Good starting point for someone else: - Resolve MasterMap Highways access via PSGA or equivalent route. - Compute junction-density-per-km within several buffer radii (250m, 500m, 1km) per link. - Add as Stage 2 feature; assess feature importance and predictive lift. - Compare against current betweenness/degree_mean to confirm distinct signal.
Related: RAMI licensing entry in TODO.md; both blocked by same access question.
Cross-theme note
The ideas above are not independent. Several natural combinations:
- Motorcycle × weather — motorcycle crash risk is known to be highly weather-sensitive. Combining the motorcycle-specific risk layer with weather warning analysis would produce a parallel ranking that’s likely more actionable than either alone.

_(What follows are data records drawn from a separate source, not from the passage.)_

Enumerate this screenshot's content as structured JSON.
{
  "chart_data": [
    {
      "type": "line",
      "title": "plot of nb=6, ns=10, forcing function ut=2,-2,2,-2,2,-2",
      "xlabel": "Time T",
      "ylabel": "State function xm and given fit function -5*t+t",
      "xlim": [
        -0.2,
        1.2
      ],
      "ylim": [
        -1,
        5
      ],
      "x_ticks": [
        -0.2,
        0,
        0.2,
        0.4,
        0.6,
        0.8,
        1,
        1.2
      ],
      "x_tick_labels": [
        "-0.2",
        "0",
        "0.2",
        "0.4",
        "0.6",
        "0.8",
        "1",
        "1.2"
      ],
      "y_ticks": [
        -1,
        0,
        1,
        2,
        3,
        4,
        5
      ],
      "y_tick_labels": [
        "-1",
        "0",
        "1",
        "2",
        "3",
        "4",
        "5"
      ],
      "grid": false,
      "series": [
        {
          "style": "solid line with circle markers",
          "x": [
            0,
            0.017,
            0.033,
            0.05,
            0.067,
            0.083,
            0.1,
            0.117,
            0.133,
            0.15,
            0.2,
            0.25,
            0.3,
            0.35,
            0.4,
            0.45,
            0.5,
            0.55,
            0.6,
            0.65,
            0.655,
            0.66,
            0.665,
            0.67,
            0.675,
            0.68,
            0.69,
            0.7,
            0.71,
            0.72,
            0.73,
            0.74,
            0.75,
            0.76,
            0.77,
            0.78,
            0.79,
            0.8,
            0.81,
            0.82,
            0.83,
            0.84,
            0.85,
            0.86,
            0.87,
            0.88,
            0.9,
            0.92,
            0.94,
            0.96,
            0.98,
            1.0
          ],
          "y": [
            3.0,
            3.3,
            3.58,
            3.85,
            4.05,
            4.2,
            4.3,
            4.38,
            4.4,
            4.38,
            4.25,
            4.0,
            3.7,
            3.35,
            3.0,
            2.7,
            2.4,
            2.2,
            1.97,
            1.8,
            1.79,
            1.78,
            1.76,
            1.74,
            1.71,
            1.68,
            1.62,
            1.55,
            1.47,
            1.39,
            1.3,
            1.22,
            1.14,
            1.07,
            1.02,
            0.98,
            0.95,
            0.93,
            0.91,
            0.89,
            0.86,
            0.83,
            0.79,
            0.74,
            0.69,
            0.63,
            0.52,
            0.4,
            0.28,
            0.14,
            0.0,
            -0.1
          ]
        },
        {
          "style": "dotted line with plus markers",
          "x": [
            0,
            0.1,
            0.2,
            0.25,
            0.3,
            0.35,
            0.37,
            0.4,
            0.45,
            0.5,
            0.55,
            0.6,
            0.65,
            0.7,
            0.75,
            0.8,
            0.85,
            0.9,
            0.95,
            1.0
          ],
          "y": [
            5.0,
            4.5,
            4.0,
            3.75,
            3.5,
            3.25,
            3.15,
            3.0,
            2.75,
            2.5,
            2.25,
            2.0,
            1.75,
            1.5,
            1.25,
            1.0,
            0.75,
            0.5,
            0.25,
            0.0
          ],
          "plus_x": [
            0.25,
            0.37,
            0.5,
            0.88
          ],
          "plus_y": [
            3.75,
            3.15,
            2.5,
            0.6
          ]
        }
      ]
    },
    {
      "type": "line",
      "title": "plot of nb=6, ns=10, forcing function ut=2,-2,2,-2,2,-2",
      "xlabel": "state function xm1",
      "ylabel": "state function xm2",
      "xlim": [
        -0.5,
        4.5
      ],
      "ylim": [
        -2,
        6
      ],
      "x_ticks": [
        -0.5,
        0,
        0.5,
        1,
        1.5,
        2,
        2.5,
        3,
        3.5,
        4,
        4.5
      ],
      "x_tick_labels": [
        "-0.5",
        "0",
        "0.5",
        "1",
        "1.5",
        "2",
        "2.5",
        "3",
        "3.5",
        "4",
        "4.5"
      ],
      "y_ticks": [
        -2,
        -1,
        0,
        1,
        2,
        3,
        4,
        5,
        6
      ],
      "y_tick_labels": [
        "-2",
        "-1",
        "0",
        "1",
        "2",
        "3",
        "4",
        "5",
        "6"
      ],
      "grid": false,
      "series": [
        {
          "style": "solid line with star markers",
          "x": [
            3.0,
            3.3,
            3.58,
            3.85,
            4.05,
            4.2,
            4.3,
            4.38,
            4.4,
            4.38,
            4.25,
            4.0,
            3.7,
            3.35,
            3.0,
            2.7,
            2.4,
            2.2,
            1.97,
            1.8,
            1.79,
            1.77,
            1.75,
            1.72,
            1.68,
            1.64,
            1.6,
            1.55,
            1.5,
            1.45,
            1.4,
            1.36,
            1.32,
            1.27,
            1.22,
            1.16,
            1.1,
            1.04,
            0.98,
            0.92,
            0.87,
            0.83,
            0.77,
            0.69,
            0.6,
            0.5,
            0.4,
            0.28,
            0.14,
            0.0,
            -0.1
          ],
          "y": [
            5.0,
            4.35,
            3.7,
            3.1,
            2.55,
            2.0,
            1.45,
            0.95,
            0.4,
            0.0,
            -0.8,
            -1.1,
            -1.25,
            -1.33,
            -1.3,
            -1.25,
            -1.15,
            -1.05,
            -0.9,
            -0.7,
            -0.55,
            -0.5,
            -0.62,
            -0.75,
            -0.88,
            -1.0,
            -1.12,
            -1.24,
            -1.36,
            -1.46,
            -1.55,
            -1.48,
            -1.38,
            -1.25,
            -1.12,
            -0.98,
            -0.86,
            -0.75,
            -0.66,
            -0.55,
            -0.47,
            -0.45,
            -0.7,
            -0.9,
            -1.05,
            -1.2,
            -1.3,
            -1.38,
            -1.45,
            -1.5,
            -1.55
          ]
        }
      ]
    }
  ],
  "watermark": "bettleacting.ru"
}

- HGV enforcement × vehicle-mix — HGV risk distribution combined with vehicle-mix-as-risk-modifier would identify links where HGV enforcement protects not just the HGV crash rate but also other vehicle types affected by HGV presence.
- VRU-weighted × cyclist/pedestrian layers — these are closely related target reframings. The VRU-weighted version produces a single composite ranking; the cyclist/pedestrian layers produce separate rankings per casualty type. Both are defensible depending on stakeholder.
These combinations are documented here rather than as separate entries because each needs the component analyses in place first.